CRÔNICA DE LUIZ
CARLOS CASEMIRO
Em
1959 terminei o ginasial e decidiria em poucos dias a escolha do curso de
segundo grau para prosseguir em meus estudos. O Instituto de Educação Cardoso de Almeida, de
Botucatu, no interior do Estado de São Paulo, oferecia três opções: Científico,
Clássico e Normal. Escolhi este último
pela vocação de professor, com a vantagem de ser o mais rápido para iniciar
carreira profissional. Os outros dois estavam voltados à preparação para a Universidade.
A cidade não dispunha de nenhuma faculdade.
Para fazer o Curso Normal, em razão do excesso
de candidatos para as quarenta vagas, era necessário enfrentar no início de
fevereiro exame vestibular com provas escritas de Português, Matemática,
História e Geografia. Havia muitos interessados, mesmo porque, estudantes de outras
cidades concorriam às vagas.
Receoso com as dificuldades que
teria com as provas, principalmente na matéria da Língua Pátria, frequentei as
aulas de Português ministradas pelo Monsenhor Melhado; bom e altruísta, nada cobrava
pelo cursinho. Expunha seus conhecimentos em
sala do SENAC, ao lado da Escola de Datilografia, próximas de tal modo
que o “martelar” dos aprendizes nos teclados das máquinas de escrever soava no
recinto, confundindo a leitura de textos. Os tlec-tlec-tlec-tlecs, multiplicados,
posso senti-los até hoje, e tenho saudades. Em contrapartida desse
inconveniente tínhamos ampla visão do jardim, um primor, pois o imóvel estava
localizado entre a sede do Jornal Monitor Diocesano – Botucatu já tinha bispo
há muitos anos - e a Santa Casa de
Misericórdia, numa praça muito arborizada. Algum tempo depois o mestre
religioso tornou-se bispo de Sorocaba. Ele era amigo, ... amigo de visitar os
meus avós por ter o seu pai, espanhol, nascido na mesma região da família de
minha avó. Ela coincidentemente tinha tio cura (padre) em Salamanca.

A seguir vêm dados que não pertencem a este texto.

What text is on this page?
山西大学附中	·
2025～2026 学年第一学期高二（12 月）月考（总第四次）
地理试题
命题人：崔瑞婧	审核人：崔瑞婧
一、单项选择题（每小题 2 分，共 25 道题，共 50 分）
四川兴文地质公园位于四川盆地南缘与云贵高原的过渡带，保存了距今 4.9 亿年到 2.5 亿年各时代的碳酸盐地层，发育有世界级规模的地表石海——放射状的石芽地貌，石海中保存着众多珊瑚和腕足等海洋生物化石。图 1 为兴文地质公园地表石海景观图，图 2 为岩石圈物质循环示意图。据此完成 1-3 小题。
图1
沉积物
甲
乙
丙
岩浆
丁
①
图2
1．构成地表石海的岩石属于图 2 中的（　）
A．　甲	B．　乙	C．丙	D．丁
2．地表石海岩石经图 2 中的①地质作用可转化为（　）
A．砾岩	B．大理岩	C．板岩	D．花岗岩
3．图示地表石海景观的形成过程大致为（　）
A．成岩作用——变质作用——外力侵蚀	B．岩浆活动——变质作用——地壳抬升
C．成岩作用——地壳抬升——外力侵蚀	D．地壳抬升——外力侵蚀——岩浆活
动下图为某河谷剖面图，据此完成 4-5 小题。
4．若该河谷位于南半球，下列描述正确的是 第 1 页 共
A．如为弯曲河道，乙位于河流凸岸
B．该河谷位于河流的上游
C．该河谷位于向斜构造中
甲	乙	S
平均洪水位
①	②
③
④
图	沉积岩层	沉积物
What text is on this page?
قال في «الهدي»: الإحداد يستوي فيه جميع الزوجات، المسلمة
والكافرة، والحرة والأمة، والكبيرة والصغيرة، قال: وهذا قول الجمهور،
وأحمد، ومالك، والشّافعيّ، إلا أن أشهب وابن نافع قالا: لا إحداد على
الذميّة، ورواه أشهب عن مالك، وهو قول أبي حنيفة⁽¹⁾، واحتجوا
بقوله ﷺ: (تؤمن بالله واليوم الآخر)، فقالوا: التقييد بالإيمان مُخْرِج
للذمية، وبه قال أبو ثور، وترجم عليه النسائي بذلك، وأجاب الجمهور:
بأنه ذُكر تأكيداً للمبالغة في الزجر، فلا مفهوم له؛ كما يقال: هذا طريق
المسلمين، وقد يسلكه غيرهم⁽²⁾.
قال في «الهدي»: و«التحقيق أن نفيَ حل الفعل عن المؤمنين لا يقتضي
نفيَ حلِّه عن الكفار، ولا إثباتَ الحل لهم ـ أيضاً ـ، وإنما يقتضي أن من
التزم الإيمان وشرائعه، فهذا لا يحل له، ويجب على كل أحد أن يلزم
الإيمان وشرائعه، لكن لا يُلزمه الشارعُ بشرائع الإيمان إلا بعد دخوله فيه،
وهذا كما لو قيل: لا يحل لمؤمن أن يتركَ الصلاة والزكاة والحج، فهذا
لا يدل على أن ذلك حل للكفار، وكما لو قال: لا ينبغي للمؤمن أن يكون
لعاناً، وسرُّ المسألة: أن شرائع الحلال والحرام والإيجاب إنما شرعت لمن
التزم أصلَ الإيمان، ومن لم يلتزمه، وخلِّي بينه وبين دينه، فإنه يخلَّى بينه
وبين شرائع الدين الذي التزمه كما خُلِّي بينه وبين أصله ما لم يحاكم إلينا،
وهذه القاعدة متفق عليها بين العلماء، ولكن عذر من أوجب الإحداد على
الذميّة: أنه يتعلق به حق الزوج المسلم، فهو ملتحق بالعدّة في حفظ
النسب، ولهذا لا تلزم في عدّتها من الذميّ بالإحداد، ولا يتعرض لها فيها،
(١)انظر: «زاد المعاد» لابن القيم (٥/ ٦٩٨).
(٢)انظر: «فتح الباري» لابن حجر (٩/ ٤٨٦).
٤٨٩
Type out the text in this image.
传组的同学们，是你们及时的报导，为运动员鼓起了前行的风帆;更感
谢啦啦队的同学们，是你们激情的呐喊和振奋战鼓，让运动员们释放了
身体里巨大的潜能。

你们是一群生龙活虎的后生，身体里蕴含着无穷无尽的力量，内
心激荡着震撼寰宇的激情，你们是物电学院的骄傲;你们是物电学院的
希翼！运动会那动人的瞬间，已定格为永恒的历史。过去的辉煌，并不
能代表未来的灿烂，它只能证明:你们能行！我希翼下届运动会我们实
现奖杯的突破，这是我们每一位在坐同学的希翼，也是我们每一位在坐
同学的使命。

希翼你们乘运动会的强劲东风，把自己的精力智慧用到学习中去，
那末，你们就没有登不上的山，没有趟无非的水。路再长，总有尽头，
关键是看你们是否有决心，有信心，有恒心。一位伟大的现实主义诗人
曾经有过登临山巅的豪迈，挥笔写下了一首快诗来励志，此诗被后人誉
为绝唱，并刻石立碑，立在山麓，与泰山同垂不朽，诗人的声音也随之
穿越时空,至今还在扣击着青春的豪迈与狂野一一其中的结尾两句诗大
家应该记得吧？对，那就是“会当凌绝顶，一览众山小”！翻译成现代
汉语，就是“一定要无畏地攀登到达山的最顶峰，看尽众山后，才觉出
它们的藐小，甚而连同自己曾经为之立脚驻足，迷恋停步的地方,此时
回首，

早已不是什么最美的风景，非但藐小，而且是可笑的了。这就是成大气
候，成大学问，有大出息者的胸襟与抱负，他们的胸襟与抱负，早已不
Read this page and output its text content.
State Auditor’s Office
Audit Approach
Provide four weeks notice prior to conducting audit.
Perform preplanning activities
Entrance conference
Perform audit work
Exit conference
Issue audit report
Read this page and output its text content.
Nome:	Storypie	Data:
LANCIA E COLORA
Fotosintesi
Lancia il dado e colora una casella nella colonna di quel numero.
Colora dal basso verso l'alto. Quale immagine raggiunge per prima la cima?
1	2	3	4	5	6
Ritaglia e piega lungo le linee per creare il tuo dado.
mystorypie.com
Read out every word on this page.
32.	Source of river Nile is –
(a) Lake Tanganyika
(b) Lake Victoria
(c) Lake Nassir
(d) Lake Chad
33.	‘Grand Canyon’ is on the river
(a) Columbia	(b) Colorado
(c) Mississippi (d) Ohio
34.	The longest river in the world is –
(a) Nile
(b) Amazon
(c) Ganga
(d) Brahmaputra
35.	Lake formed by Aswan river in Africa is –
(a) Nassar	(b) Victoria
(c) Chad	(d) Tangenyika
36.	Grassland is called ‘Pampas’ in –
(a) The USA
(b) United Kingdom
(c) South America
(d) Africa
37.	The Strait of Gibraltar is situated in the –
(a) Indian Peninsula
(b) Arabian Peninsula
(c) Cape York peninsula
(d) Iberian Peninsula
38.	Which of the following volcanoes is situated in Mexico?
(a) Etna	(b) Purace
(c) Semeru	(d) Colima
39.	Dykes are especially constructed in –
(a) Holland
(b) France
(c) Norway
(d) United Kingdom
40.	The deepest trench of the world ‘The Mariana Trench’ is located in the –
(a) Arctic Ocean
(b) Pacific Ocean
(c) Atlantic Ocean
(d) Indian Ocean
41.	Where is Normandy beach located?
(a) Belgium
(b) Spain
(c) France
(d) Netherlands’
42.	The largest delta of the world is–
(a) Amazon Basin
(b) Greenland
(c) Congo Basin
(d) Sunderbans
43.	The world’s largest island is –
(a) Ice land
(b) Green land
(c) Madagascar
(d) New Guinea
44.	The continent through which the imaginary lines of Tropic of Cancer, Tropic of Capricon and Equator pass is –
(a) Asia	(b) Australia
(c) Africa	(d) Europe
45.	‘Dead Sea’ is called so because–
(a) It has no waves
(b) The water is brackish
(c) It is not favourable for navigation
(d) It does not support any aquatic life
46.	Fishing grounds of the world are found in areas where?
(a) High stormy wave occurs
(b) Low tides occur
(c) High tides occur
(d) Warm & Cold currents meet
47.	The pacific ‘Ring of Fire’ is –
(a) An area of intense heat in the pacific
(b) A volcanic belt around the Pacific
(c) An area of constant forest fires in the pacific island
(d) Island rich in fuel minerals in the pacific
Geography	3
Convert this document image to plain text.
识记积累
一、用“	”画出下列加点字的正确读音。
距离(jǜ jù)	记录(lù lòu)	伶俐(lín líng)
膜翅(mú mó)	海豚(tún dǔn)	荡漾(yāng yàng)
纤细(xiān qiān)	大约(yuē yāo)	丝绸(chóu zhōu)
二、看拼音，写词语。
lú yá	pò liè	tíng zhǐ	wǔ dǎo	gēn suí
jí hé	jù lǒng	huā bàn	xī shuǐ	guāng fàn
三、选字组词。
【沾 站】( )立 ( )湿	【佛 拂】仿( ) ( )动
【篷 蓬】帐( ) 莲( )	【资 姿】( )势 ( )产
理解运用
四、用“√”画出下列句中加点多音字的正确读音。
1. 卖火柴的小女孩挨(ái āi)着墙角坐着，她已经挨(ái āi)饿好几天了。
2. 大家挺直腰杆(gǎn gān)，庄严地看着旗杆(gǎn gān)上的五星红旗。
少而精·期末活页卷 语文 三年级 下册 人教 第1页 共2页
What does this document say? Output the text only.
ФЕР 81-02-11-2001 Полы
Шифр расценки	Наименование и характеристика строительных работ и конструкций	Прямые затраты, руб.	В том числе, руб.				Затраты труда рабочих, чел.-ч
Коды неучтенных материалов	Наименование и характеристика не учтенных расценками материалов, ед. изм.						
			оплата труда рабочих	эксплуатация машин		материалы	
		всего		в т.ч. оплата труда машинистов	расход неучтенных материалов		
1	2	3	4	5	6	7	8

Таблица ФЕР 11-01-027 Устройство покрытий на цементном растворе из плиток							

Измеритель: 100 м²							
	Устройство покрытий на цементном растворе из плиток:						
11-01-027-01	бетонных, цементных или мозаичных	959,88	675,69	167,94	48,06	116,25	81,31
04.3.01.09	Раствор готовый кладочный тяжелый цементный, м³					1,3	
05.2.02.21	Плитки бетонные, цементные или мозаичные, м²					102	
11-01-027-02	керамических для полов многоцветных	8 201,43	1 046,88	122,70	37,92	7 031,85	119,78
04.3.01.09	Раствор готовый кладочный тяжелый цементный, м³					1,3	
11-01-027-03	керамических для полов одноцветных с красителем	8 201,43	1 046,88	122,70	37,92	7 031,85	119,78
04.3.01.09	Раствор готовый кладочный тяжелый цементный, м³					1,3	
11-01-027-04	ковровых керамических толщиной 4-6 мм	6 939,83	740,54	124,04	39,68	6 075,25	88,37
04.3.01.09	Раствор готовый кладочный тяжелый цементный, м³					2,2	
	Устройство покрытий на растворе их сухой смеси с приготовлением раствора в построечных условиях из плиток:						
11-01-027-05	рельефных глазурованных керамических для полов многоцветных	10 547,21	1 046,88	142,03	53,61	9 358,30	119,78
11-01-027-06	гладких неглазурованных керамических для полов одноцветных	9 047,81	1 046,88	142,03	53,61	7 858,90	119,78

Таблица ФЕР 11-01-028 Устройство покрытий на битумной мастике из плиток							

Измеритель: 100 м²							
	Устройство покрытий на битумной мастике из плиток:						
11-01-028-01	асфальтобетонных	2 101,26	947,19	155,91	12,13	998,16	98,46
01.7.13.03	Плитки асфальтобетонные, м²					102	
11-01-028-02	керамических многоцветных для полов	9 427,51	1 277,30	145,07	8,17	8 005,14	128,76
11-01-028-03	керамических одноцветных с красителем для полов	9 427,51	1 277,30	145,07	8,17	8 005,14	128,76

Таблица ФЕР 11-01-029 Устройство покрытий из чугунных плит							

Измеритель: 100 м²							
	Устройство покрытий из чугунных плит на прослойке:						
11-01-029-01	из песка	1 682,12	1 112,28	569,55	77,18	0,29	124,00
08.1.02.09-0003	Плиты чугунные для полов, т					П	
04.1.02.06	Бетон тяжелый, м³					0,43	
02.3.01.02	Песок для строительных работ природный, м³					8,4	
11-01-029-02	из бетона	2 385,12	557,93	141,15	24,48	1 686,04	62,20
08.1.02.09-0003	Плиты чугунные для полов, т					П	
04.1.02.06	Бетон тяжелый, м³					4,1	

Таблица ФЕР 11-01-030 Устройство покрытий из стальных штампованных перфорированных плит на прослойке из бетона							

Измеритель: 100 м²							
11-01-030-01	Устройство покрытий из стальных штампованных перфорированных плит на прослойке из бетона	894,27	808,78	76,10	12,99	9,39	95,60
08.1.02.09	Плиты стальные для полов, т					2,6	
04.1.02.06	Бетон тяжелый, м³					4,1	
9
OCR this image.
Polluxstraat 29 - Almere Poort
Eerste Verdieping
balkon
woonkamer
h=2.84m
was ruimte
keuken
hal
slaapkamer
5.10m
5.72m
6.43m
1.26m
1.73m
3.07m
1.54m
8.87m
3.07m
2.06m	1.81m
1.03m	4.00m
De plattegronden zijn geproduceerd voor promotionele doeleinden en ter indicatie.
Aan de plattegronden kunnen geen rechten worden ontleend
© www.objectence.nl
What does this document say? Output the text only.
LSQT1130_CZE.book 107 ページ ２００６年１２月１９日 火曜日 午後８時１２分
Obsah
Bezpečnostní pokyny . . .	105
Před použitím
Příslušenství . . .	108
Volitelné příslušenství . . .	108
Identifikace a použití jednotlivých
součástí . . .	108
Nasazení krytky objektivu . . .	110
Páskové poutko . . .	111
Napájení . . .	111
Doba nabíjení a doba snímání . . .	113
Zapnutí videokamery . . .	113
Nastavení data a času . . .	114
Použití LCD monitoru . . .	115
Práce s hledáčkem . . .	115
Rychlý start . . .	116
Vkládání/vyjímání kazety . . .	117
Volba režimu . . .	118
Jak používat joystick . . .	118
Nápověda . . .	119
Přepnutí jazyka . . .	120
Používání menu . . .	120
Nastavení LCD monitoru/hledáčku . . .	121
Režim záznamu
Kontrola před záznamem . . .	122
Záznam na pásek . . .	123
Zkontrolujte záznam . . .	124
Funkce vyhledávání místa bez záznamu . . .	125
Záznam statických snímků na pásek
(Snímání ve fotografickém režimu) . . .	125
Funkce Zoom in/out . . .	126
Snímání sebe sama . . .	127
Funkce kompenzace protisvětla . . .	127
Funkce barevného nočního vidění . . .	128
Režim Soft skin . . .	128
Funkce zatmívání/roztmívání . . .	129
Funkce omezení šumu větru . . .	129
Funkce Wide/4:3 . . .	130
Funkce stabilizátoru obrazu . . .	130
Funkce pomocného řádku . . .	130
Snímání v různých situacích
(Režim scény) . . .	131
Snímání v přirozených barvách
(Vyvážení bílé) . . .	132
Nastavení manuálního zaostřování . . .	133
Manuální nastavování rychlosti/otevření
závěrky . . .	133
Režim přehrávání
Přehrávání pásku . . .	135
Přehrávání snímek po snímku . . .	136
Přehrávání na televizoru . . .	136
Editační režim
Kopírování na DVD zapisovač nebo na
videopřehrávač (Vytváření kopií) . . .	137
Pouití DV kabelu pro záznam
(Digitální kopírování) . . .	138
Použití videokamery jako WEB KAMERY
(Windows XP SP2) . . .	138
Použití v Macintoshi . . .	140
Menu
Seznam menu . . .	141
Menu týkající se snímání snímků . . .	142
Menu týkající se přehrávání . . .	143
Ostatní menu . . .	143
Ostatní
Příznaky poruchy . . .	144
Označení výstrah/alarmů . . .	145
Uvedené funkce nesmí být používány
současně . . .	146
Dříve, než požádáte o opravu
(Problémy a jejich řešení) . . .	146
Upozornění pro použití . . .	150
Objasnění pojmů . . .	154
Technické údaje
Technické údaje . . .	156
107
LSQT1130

Feito os exames com provas dessas matérias,
sobrevinha-me a expectativa e a apreensão, pois se reprovado não teria a chance
de inscrever-me nos outros dois cursos.
Na semana seguinte saiu a lista dos aprovados com
a divulgação das notas obtidas pelos candidatos. Estava afixada no quadro
instalado no Saguão Monumental da Escola Normal.
Subi as escadarias. Atravessei o portal. Ansioso,
nervoso, instalei-me atrás de outras pessoas que conferiam os resultados e, com
muito esforço, afobado fui tentando encontrar o meu nome.
Pairava dúvida em meu
pensamento: Teria ...(eu)... sido aprovado?
Letrinhas e números dançavam nos meus
olhos quando conseguia espionar poucas partes da lista entre os vãos das
cabeças das pessoas que se encontravam à minha frente.
Humilde! Procurei meu nome ali
pelo meio do documento. Não o encontrei. Com muita dificuldade ao lado daquelas
pessoas que eu nem conhecia, pude por um instante enxergar a parte inferior da
lista. Nada! Nem nos dez nomes de excedentes que poderiam ser convocados caso
houvesse desistências.
De repente, no momento em que o bolo de
pessoas se dissipou, abrindo espaço para que eu acessasse a listagem, meu
coração deu um pulo e disparou: Vi o meu nome ... Fôra aprovado em segundo
lugar.
Puxa vida! Que surpresa!
Que emoção! Ainda mais por que interessados
em conferir a lista que chegavam ao local podiam ouvir-me da minha conquista.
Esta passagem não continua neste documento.